The use of predatory bacteria as a potential live therapeutic to control human infection is gaining increased attention. Earlier work with Micavibrio spp. and Bdellovibrio spp. has demonstrated the ability of these predators to control drug-resistant Gram-negative pathogens, Tier-1 select agents and biofilms. Additional studies also confirmed that introducing high doses of the predators into animals does not negatively impact animal well-being and might assist in reducing bacterial burden in vivo. The survival of predators requires extreme proximity to the prey cell, which might bring about horizontal transfer of genetic material, such as genes encoding for pathogenic genetic islands that would indirectly facilitate the spread of genetic material to other organisms. In this study, we examined the genetic makeup of several lab isolates of the predators Bdellovibriobacteriovorus and Micavibrioaeruginosavorus that were cultured repeatedly and stored over a course of 13 years. We also conducted controlled experiments in which the predators were sequentially co-cultured on Klebsiella pneumoniae followed by genetic analysis of the predator. In both cases, we saw little genetic variation and no evidence of horizontally transferred chromosomal DNA from the prey during predator-prey interaction. Culturing the predators repeatedly did not cause any change in predation efficacy.
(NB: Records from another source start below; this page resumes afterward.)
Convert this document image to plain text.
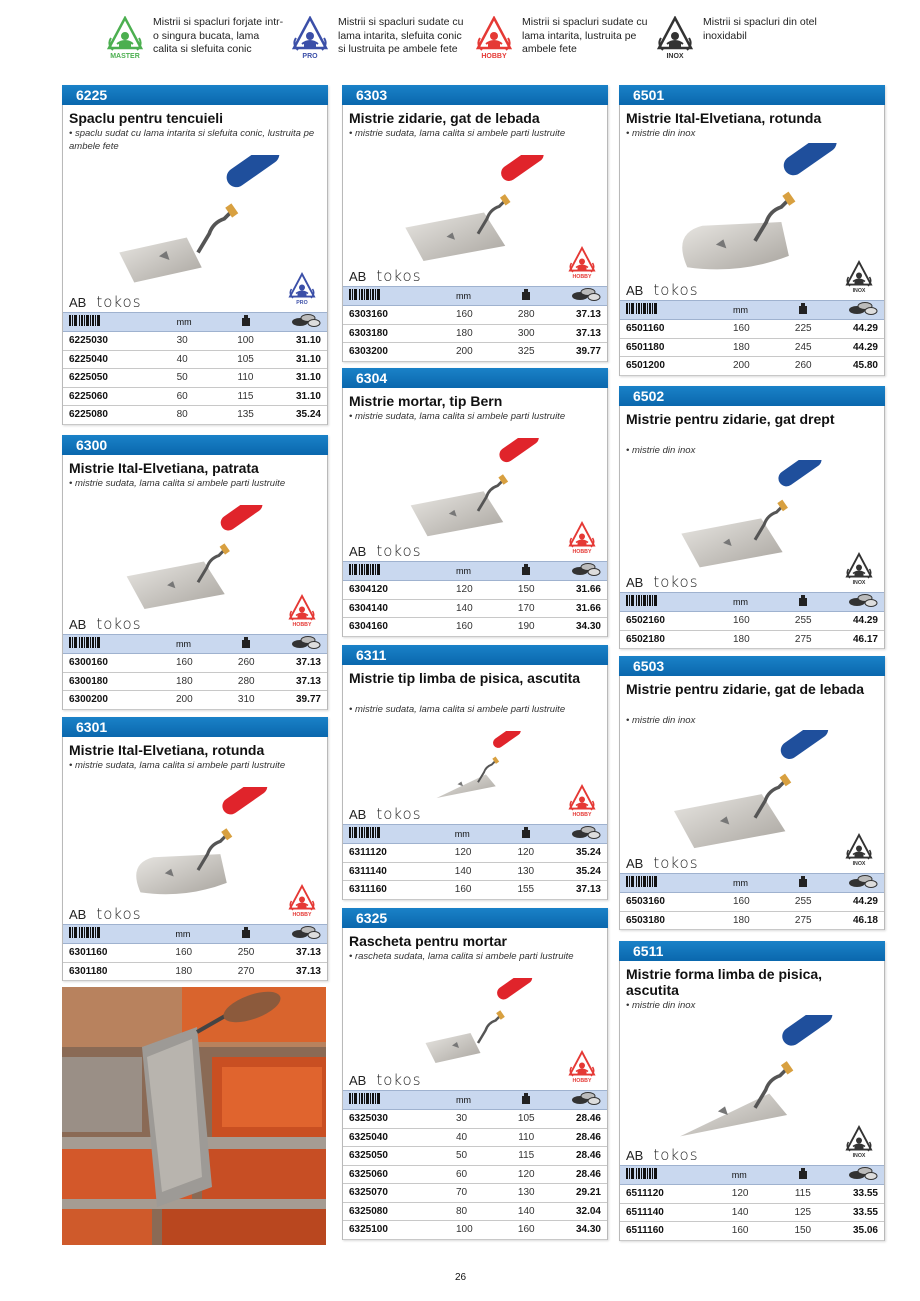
MASTER
Mistrii si spacluri forjate intr-o singura bucata, lama calita si slefuita conic
PRO
Mistrii si spacluri sudate cu lama intarita, slefuita conic si lustruita pe ambele fete
HOBBY
Mistrii si spacluri sudate cu lama intarita, lustruita pe ambele fete
INOX
Mistrii si spacluri din otel inoxidabil
6225
Spaclu pentru tencuieli
• spaclu sudat cu lama intarita si slefuita conic, lustruita pe ambele fete
AB tokos	PRO
	mm		
6225030	30	100	31.10
6225040	40	105	31.10
6225050	50	110	31.10
6225060	60	115	31.10
6225080	80	135	35.24
6300
Mistrie Ital-Elvetiana, patrata
• mistrie sudata, lama calita si ambele parti lustruite
AB tokos	HOBBY
	mm		
6300160	160	260	37.13
6300180	180	280	37.13
6300200	200	310	39.77
6301
Mistrie Ital-Elvetiana, rotunda
• mistrie sudata, lama calita si ambele parti lustruite
AB tokos	HOBBY
	mm		
6301160	160	250	37.13
6301180	180	270	37.13
6303
Mistrie zidarie, gat de lebada
• mistrie sudata, lama calita si ambele parti lustruite
AB tokos	HOBBY
	mm		
6303160	160	280	37.13
6303180	180	300	37.13
6303200	200	325	39.77
6304
Mistrie mortar, tip Bern
• mistrie sudata, lama calita si ambele parti lustruite
AB tokos	HOBBY
	mm		
6304120	120	150	31.66
6304140	140	170	31.66
6304160	160	190	34.30
6311
Mistrie tip limba de pisica, ascutita
• mistrie sudata, lama calita si ambele parti lustruite
AB tokos	HOBBY
	mm		
6311120	120	120	35.24
6311140	140	130	35.24
6311160	160	155	37.13
6325
Rascheta pentru mortar
• rascheta sudata, lama calita si ambele parti lustruite
AB tokos	HOBBY
	mm		
6325030	30	105	28.46
6325040	40	110	28.46
6325050	50	115	28.46
6325060	60	120	28.46
6325070	70	130	29.21
6325080	80	140	32.04
6325100	100	160	34.30
6501
Mistrie Ital-Elvetiana, rotunda
• mistrie din inox
AB tokos	INOX
	mm		
6501160	160	225	44.29
6501180	180	245	44.29
6501200	200	260	45.80
6502
Mistrie pentru zidarie, gat drept
• mistrie din inox
AB tokos	INOX
	mm		
6502160	160	255	44.29
6502180	180	275	46.17
6503
Mistrie pentru zidarie, gat de lebada
• mistrie din inox
AB tokos	INOX
	mm		
6503160	160	255	44.29
6503180	180	275	46.18
6511
Mistrie forma limba de pisica, ascutita
• mistrie din inox
AB tokos	INOX
	mm		
6511120	120	115	33.55
6511140	140	125	33.55
6511160	160	150	35.06
26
Susceptibility of colistin-resistant pathogens to predatory bacteria.

The increase in multidrug-resistant Gram-negative bacterial infections has forced the reintroduction of antibiotics such as colistin. However, the spread of the plasmid-borne mcr-1 colistin resistance gene have moved us closer to an era of untreatable Gram-negative infections. To evaluate whether predatory bacteria could be used as a potential therapeutic to treat this upcoming threat, the ability of Bdellovibrio bacteriovorus and Micavibrio aeruginosavorus to prey on several clinically relevant mcr-1-positive, colistin-resistant isolates was evaluated. No change in the ability of the predators to prey on free swimming and biofilms of prey cells harboring mcr-1 was measured, as compared to their mcr-1 negative strain.

Examining the efficacy of intravenous administration of predatory bacteria in rats.
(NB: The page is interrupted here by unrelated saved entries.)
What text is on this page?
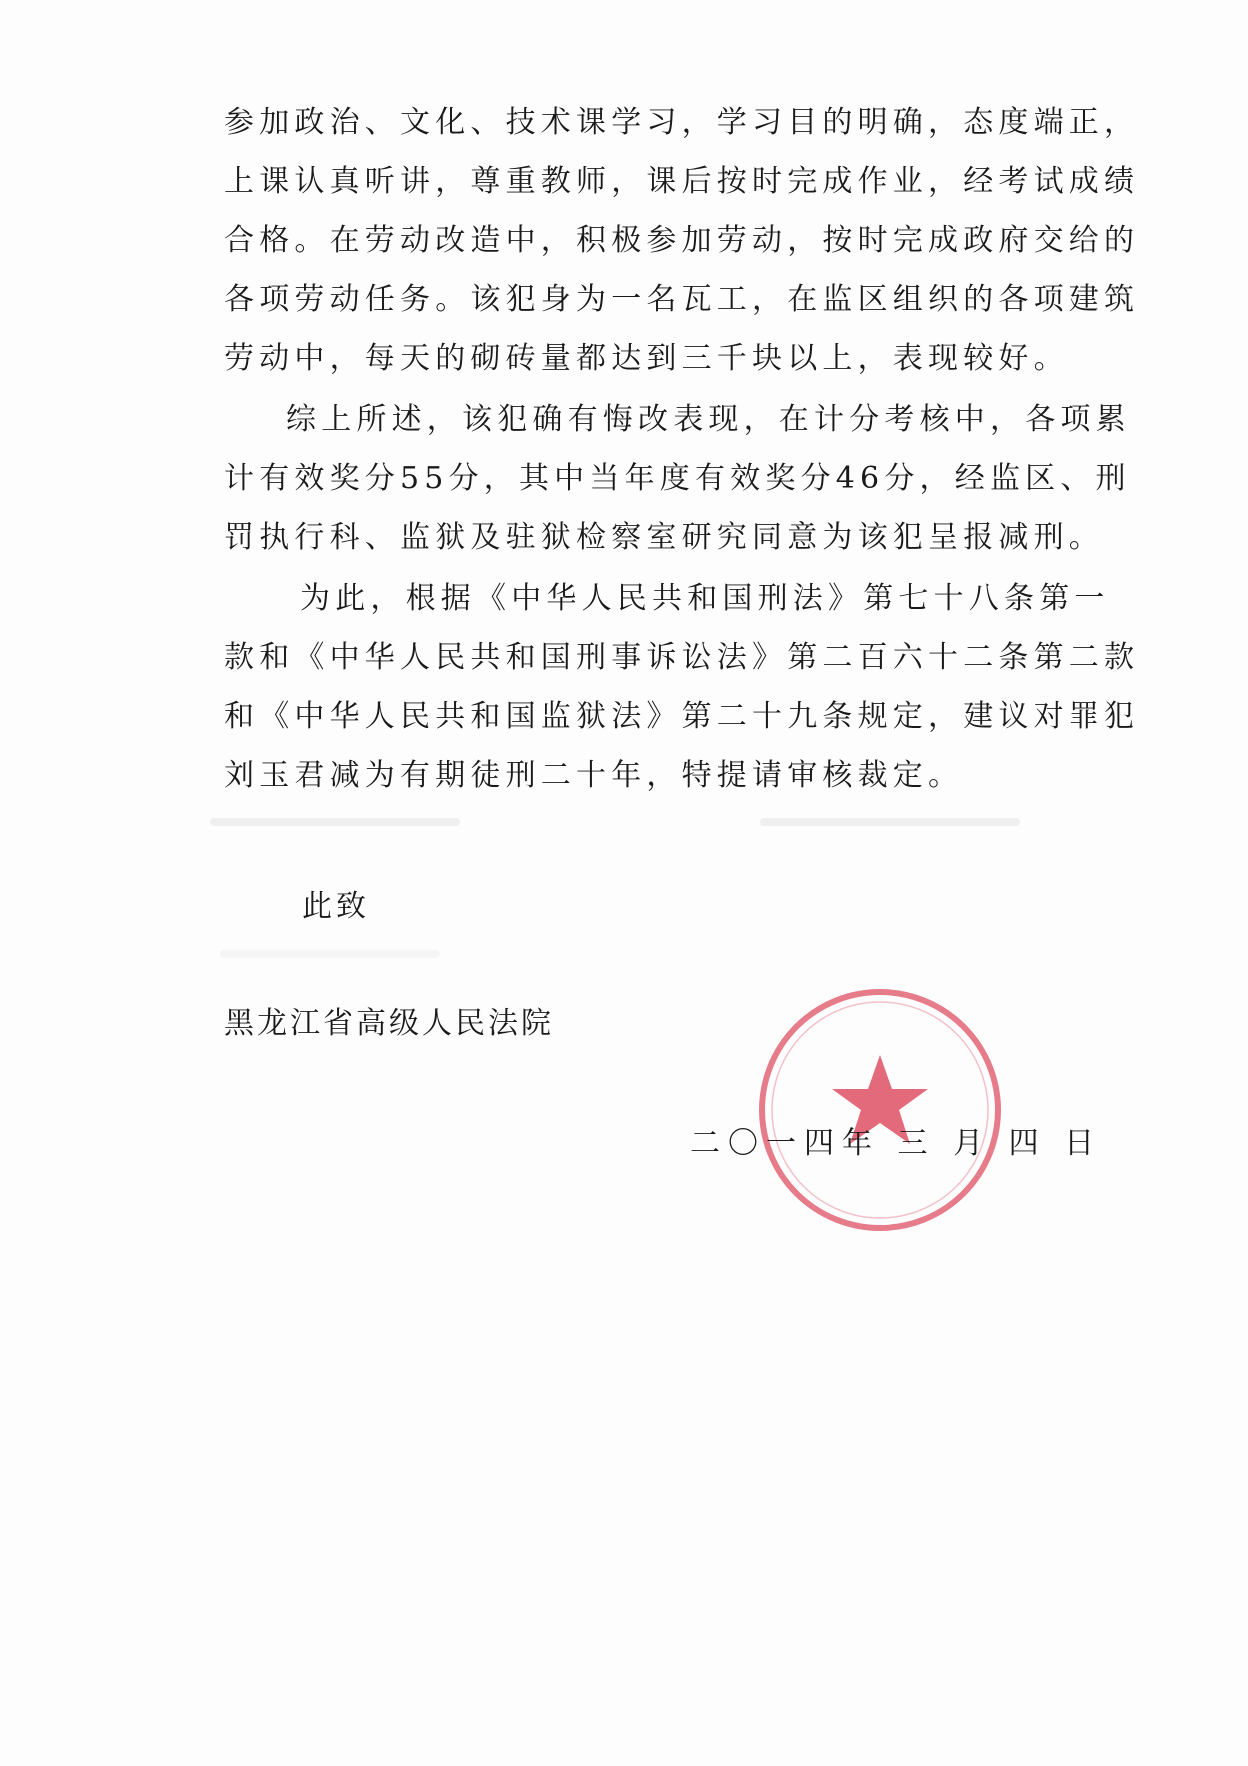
参加政治、文化、技术课学习，学习目的明确，态度端正，
上课认真听讲，尊重教师，课后按时完成作业，经考试成绩
合格。在劳动改造中，积极参加劳动，按时完成政府交给的
各项劳动任务。该犯身为一名瓦工，在监区组织的各项建筑
劳动中，每天的砌砖量都达到三千块以上，表现较好。
综上所述，该犯确有悔改表现，在计分考核中，各项累
计有效奖分55分，其中当年度有效奖分46分，经监区、刑
罚执行科、监狱及驻狱检察室研究同意为该犯呈报减刑。
为此，根据《中华人民共和国刑法》第七十八条第一
款和《中华人民共和国刑事诉讼法》第二百六十二条第二款
和《中华人民共和国监狱法》第二十九条规定，建议对罪犯
刘玉君减为有期徒刑二十年，特提请审核裁定。
此致
黑龙江省高级人民法院
二〇一四年 三 月 四 日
The proteobacteria Bdellovibrio bacteriovorus and Micavibrio aeruginosavorus are obligate predators of Gram-negative bacteria, and have been proposed to be used to treat multidrug-resistant bacterial infections. The ability of predatory bacteria to reduce bacterial burden in vivo within the lungs of rats has been demonstrated, but it was unknown if predatory bacteria can attenuate systemic bacterial burden administered intravenously. In this study, we first assessed the safety of intravenous inoculation of predatory bacteria in rats. No rat morbidity or adverse histopathology of various organs due to predatory bacteria administration was observed. An increase in proinflammatory cytokines (TNFα and KC/GRO) was observed at two hours post-inoculation; however, cytokines returned to baseline levels by 18 hours. Furthermore, bacterial dissemination analysis demonstrated that predatory bacteria were efficiently cleared from the host by 20 days post-injection. To determine whether predatory bacteria could reduce bacterial burden in vivo, Klebsiella pneumoniae was injected into the tail veins of rats and followed with multiple doses of predatory bacteria over 16 or 24 hours. Predatory bacteria were unable to significantly reduce K. pneumoniae burden in the blood or prevent dissemination to other organs. The results suggest that predatory bacteria may not be effective for treatment of acute blood infections.